El hielo ártico se ha reducido en más del treinta por ciento desde 1979, fecha de inicio del monitoreo satelital. Desde 2007 el Paso del Noroeste, al norte de Canadá, es sin hielo durante el verano y en el año 2008 se abrió un canal navegable también a lo largo de las costas árticas de Siberia: con toda probabilidad los dos pasos no estaban abiertos simultáneamente desde hace cien mil años, antes de la era de hielo pasada.
El hielo de Groenlandia se está derritiendo a un ritmo de más de cien kilómetros cúbicos por año;
la tasa de disolución del pack de hielo de la Antártida occidental ha crecido un sesenta por ciento entre 1996 y 2006 y la de la Península Antártica de 140 por ciento.
Estimaciones del resultante aumento del nivel de los océanos varían de un mínimo de dieciocho centímetros hasta un máximo de dos metros antes de final del siglo. Un aumento de un metro provocaría el éxodo de las zonas costeras de aproximadamente cien millones asiáticos, catorce millones de europeos, ocho millones de africanos y de latinoamericanos.
El derretimiento, además, multiplica el efecto invernadero y la contaminación ambiental.

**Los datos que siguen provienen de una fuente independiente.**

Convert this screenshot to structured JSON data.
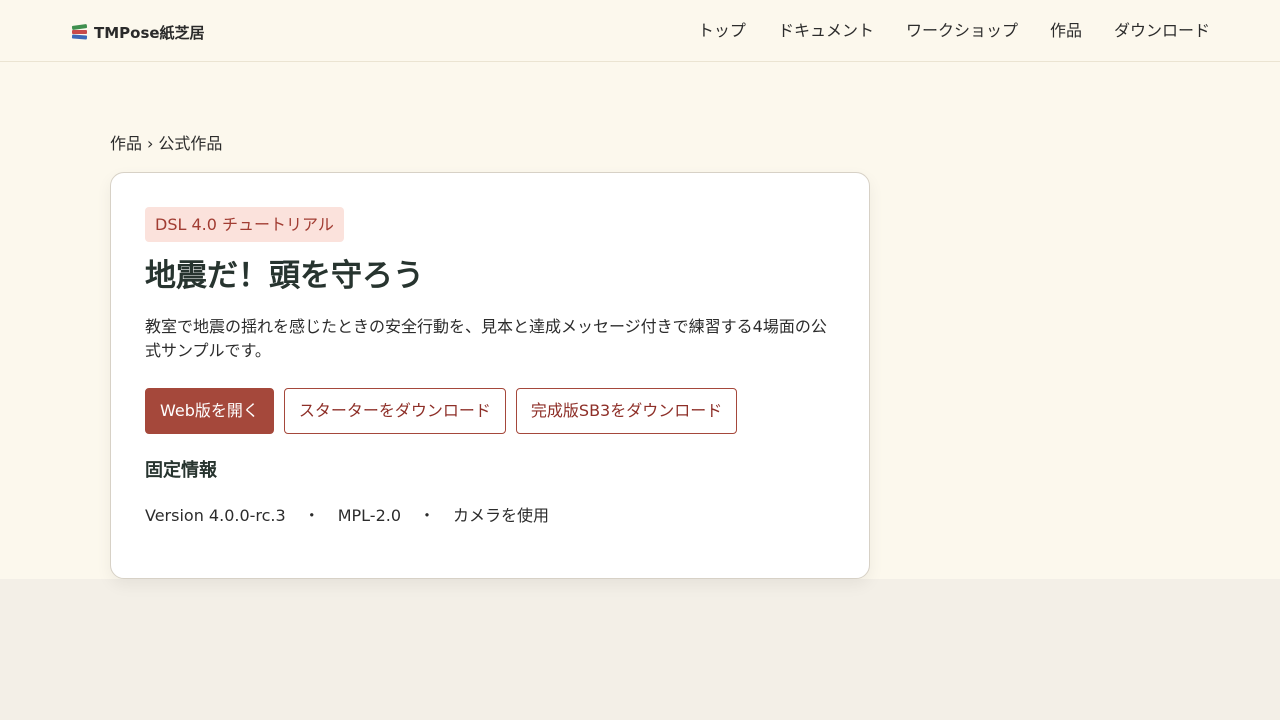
{
  "header": {
    "brand": "TMPose紙芝居",
    "brand_icon": "books-icon",
    "nav": [
      "トップ",
      "ドキュメント",
      "ワークショップ",
      "作品",
      "ダウンロード"
    ]
  },
  "breadcrumb": {
    "parent": "作品",
    "separator": "›",
    "current": "公式作品"
  },
  "card": {
    "tag": "DSL 4.0 チュートリアル",
    "title": "地震だ！頭を守ろう",
    "description": "教室で地震の揺れを感じたときの安全行動を、見本と達成メッセージ付きで練習する4場面の公式サンプルです。",
    "buttons": {
      "open_web": "Web版を開く",
      "download_starter": "スターターをダウンロード",
      "download_complete": "完成版SB3をダウンロード"
    },
    "section_title": "固定情報",
    "meta": {
      "version": "Version 4.0.0-rc.3",
      "dot": "・",
      "license": "MPL-2.0",
      "camera": "カメラを使用"
    }
  },
  "colors": {
    "accent": "#a5483b",
    "tag_bg": "#fbe2dc",
    "page_bg": "#fcf8ed"
  }
}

Al derretrise el hielo, se liberan grandes cantidades de metano, pesticidas, contaminantes orgánicos e inorgánicos. El permafrost siberiano contendría más de quinientos mil millones de toneladas de carbono que, si se libera a la atmósfera, incluso parcialmente, aceleraría significativamente el calentamiento global. Otros peligros son: la erosión de los glaciares de las cadenas de Himalaya y de Hindu Kush, que están en riesgo de comprometer el flujo de agua estacional del que depende la supervivencia de un billón de personas; la disminución dramática de la biomasa marina, diezmado por la pesca industrial intensiva e indiscriminada;
la incesante deforestación, que reduce la capacidad de absorción natural de CO2 y comprime el hábitat del que toma sustento, en parte o en su totalidad, el 90 por ciento de la población pobre en el mundo.

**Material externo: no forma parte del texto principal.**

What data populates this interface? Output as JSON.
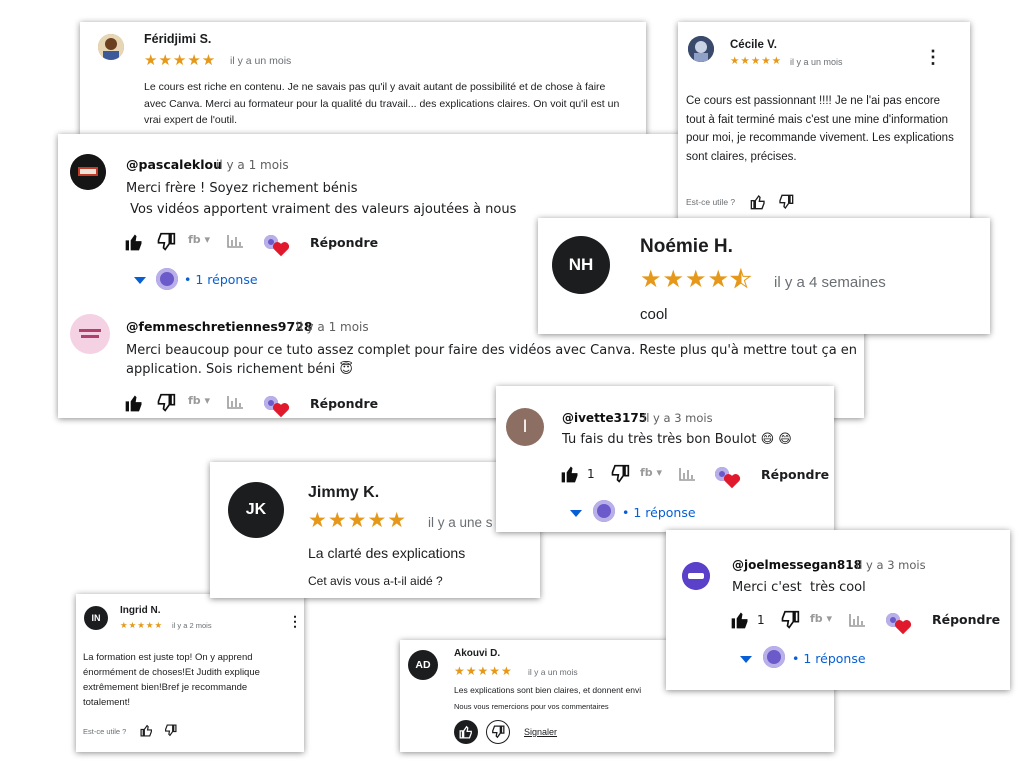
{
  "reviews": {
    "feridjimi": {
      "name": "Féridjimi S.",
      "stars": "★★★★★",
      "time": "il y a un mois",
      "text": "Le cours est riche en contenu. Je ne savais pas qu'il y avait autant de possibilité et de chose à faire avec Canva. Merci au formateur pour la qualité du travail... des explications claires. On voit qu'il est un vrai expert de l'outil."
    },
    "cecile": {
      "name": "Cécile V.",
      "stars": "★★★★★",
      "time": "il y a un mois",
      "text": "Ce cours est passionnant !!!! Je ne l'ai pas encore tout à fait terminé mais c'est une mine d'information pour moi, je recommande vivement. Les explications sont claires, précises.",
      "helpful": "Est-ce utile ?"
    },
    "noemie": {
      "initials": "NH",
      "name": "Noémie H.",
      "stars": "★★★★",
      "half_star": "★",
      "rating": 4.5,
      "time": "il y a 4 semaines",
      "text": "cool"
    },
    "jimmy": {
      "initials": "JK",
      "name": "Jimmy K.",
      "stars": "★★★★★",
      "time": "il y a une s",
      "text": "La clarté des explications",
      "helpful": "Cet avis vous a-t-il aidé ?"
    },
    "ingrid": {
      "initials": "IN",
      "name": "Ingrid N.",
      "stars": "★★★★★",
      "time": "il y a 2 mois",
      "text": "La formation est juste top! On y apprend énormément de choses!Et Judith explique extrêmement bien!Bref je recommande totalement!",
      "helpful": "Est-ce utile ?"
    },
    "akouvi": {
      "initials": "AD",
      "name": "Akouvi D.",
      "stars": "★★★★★",
      "time": "il y a un mois",
      "text": "Les explications sont bien claires, et donnent envi",
      "thanks": "Nous vous remercions pour vos commentaires",
      "report": "Signaler"
    }
  },
  "comments": {
    "pascal": {
      "handle": "@pascaleklou",
      "time": "il y a 1 mois",
      "line1": "Merci frère ! Soyez richement bénis",
      "line2": " Vos vidéos apportent vraiment des valeurs ajoutées à nous",
      "reply": "Répondre",
      "replies": "1 réponse"
    },
    "femmes": {
      "handle": "@femmeschretiennes9728",
      "time": "il y a 1 mois",
      "line1": "Merci beaucoup pour ce tuto assez complet pour faire des vidéos avec Canva. Reste plus qu'à mettre tout ça en",
      "line2": "application. Sois richement béni 😇",
      "reply": "Répondre"
    },
    "ivette": {
      "initial": "I",
      "handle": "@ivette3175",
      "time": "il y a 3 mois",
      "text": "Tu fais du très très bon Boulot 😄 😄",
      "likes": "1",
      "reply": "Répondre",
      "replies": "1 réponse"
    },
    "joel": {
      "handle": "@joelmessegan818",
      "time": "il y a 3 mois",
      "text": "Merci c'est  très cool",
      "likes": "1",
      "reply": "Répondre",
      "replies": "1 réponse"
    }
  },
  "icons": [
    "thumb-up-icon",
    "thumb-down-icon",
    "fb-icon",
    "chevron-down-icon",
    "stats-icon",
    "heart-icon",
    "more-vert-icon"
  ],
  "colors": {
    "star": "#e59819",
    "link_blue": "#065fd4",
    "avatar_dark": "#1c1d1f",
    "heart": "#e0192c"
  }
}
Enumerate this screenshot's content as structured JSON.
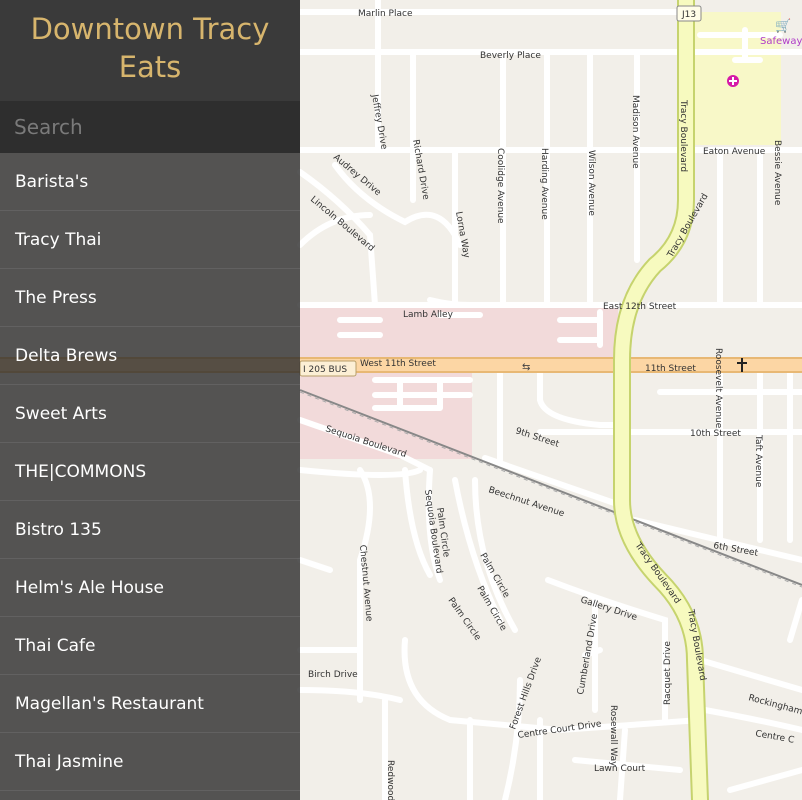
{
  "app": {
    "title_line1": "Downtown Tracy",
    "title_line2": "Eats"
  },
  "search": {
    "placeholder": "Search"
  },
  "restaurants": [
    "Barista's",
    "Tracy Thai",
    "The Press",
    "Delta Brews",
    "Sweet Arts",
    "THE|COMMONS",
    "Bistro 135",
    "Helm's Ale House",
    "Thai Cafe",
    "Magellan's Restaurant",
    "Thai Jasmine"
  ],
  "map": {
    "streets": {
      "marlin": "Marlin Place",
      "beverly": "Beverly Place",
      "jeffrey": "Jeffrey Drive",
      "richard": "Richard Drive",
      "audrey": "Audrey Drive",
      "lincoln": "Lincoln Boulevard",
      "lorna": "Lorna Way",
      "coolidge": "Coolidge Avenue",
      "harding": "Harding Avenue",
      "wilson": "Wilson Avenue",
      "madison": "Madison Avenue",
      "tracy_blvd": "Tracy Boulevard",
      "eaton": "Eaton Avenue",
      "besse": "Bessie Avenue",
      "e12th": "East 12th Street",
      "lamb": "Lamb Alley",
      "w11th": "West 11th Street",
      "i205": "I 205 BUS",
      "e11th": "11th Street",
      "roosevelt": "Roosevelt Avenue",
      "tenth": "10th Street",
      "taft": "Taft Avenue",
      "ninth": "9th Street",
      "sequoia_blvd": "Sequoia Boulevard",
      "beechnut": "Beechnut Avenue",
      "sixth": "6th Street",
      "palm": "Palm Circle",
      "chestnut": "Chestnut Avenue",
      "gallery": "Gallery Drive",
      "cumberland": "Cumberland Drive",
      "racquet": "Racquet Drive",
      "forest": "Forest Hills Drive",
      "birch": "Birch Drive",
      "centre": "Centre Court Drive",
      "rosewall": "Rosewall Way",
      "lawn": "Lawn Court",
      "redwood": "Redwood",
      "rockingham": "Rockingham",
      "centre_short": "Centre C",
      "j13": "J13",
      "safeway": "Safeway"
    }
  }
}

A principios del siglo XX la extensión de manglares de la cuenca del Irrawaddy superaba 240 mil hectáreas: hoy existen 48 mil. Indonesia, en medio siglo, ha perdido veinticinco por ciento de los bosques.
Cada año se corta el seis por ciento de los árboles en la Amazonia y en el mundo desaparecen trece millones de hectáreas de bosques, una superficie equivalente a Gran Bretaña.

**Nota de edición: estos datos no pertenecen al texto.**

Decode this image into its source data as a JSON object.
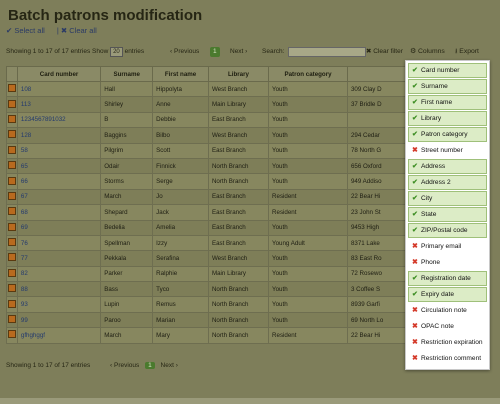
{
  "page_title": "Batch patrons modification",
  "selection": {
    "select_all": "Select all",
    "clear_all": "Clear all"
  },
  "controls": {
    "info": "Showing 1 to 17 of 17 entries",
    "show_label": "Show",
    "show_value": "20",
    "entries_label": "entries",
    "previous": "Previous",
    "page": "1",
    "next": "Next",
    "search_label": "Search:",
    "clear_filter": "Clear filter",
    "columns": "Columns",
    "export": "Export"
  },
  "table": {
    "headers": [
      "",
      "Card number",
      "Surname",
      "First name",
      "Library",
      "Patron category",
      ""
    ],
    "rows": [
      [
        "108",
        "Hall",
        "Hippolyta",
        "West Branch",
        "Youth",
        "309 Clay D"
      ],
      [
        "113",
        "Shirley",
        "Anne",
        "Main Library",
        "Youth",
        "37 Bridle D"
      ],
      [
        "1234567891032",
        "B",
        "Debbie",
        "East Branch",
        "Youth",
        ""
      ],
      [
        "128",
        "Baggins",
        "Bilbo",
        "West Branch",
        "Youth",
        "294 Cedar"
      ],
      [
        "58",
        "Pilgrim",
        "Scott",
        "East Branch",
        "Youth",
        "78 North G"
      ],
      [
        "65",
        "Odair",
        "Finnick",
        "North Branch",
        "Youth",
        "656 Oxford"
      ],
      [
        "66",
        "Storms",
        "Serge",
        "North Branch",
        "Youth",
        "949 Addiso"
      ],
      [
        "67",
        "March",
        "Jo",
        "East Branch",
        "Resident",
        "22 Bear Hi"
      ],
      [
        "68",
        "Shepard",
        "Jack",
        "East Branch",
        "Resident",
        "23 John St"
      ],
      [
        "69",
        "Bedelia",
        "Amelia",
        "East Branch",
        "Youth",
        "9453 High"
      ],
      [
        "76",
        "Spellman",
        "Izzy",
        "East Branch",
        "Young Adult",
        "8371 Lake"
      ],
      [
        "77",
        "Pekkala",
        "Serafina",
        "West Branch",
        "Youth",
        "83 East Ro"
      ],
      [
        "82",
        "Parker",
        "Ralphie",
        "Main Library",
        "Youth",
        "72 Rosewo"
      ],
      [
        "88",
        "Bass",
        "Tyco",
        "North Branch",
        "Youth",
        "3 Coffee S"
      ],
      [
        "93",
        "Lupin",
        "Remus",
        "North Branch",
        "Youth",
        "8939 Garfi"
      ],
      [
        "99",
        "Paroo",
        "Marian",
        "North Branch",
        "Youth",
        "69 North Lo"
      ],
      [
        "gfhghggf",
        "March",
        "Mary",
        "North Branch",
        "Resident",
        "22 Bear Hi"
      ]
    ]
  },
  "footer": {
    "info": "Showing 1 to 17 of 17 entries",
    "previous": "Previous",
    "page": "1",
    "next": "Next"
  },
  "column_menu": [
    {
      "label": "Card number",
      "checked": true
    },
    {
      "label": "Surname",
      "checked": true
    },
    {
      "label": "First name",
      "checked": true
    },
    {
      "label": "Library",
      "checked": true
    },
    {
      "label": "Patron category",
      "checked": true
    },
    {
      "label": "Street number",
      "checked": false
    },
    {
      "label": "Address",
      "checked": true
    },
    {
      "label": "Address 2",
      "checked": true
    },
    {
      "label": "City",
      "checked": true
    },
    {
      "label": "State",
      "checked": true
    },
    {
      "label": "ZIP/Postal code",
      "checked": true
    },
    {
      "label": "Primary email",
      "checked": false
    },
    {
      "label": "Phone",
      "checked": false
    },
    {
      "label": "Registration date",
      "checked": true
    },
    {
      "label": "Expiry date",
      "checked": true
    },
    {
      "label": "Circulation note",
      "checked": false
    },
    {
      "label": "OPAC note",
      "checked": false
    },
    {
      "label": "Restriction expiration",
      "checked": false
    },
    {
      "label": "Restriction comment",
      "checked": false
    }
  ],
  "colors": {
    "checked_bg": "#dcecc6",
    "check_mark": "#3f8f25",
    "cross_mark": "#d43a2a",
    "overlay": "#7e7e5a"
  }
}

La selva amazónica también está amenazada por el cambio climático: el Centro Hadley de Exeter, uno de los más respetados institutos de investigación científica sobre el calentamiento global, ha calculado que un aumento de la temperatura de dos grados causaría la destrucción de cuarenta por ciento de los árboles; y que el porcentaje aumentaría al 75 por ciento con un aumento de tres grados.
En África, donde la deforestación (cuatro millones de hectáreas al año) está avanzando a un ritmo de dos veces el promedio mundial y donde la tasa de crecimiento demográfico es el doble (2.32 por ciento, con un pico de 4,8 por ciento en Liberia: récord del mundo), el efecto de la erosión del suelo, la desertificación, el uso combinado de abonos y fertilizantes químicos y agricultura “tala y quema” ha dañado gravemente el 65 por ciento de tierra cultivable. Y si en 1950 los agricultores africanos podían contar con 13,5 hectáreas per cápita, en el 2005 sólo tenían 3,2 hectáreas, que en 2050 será reducidos a una hectárea y media.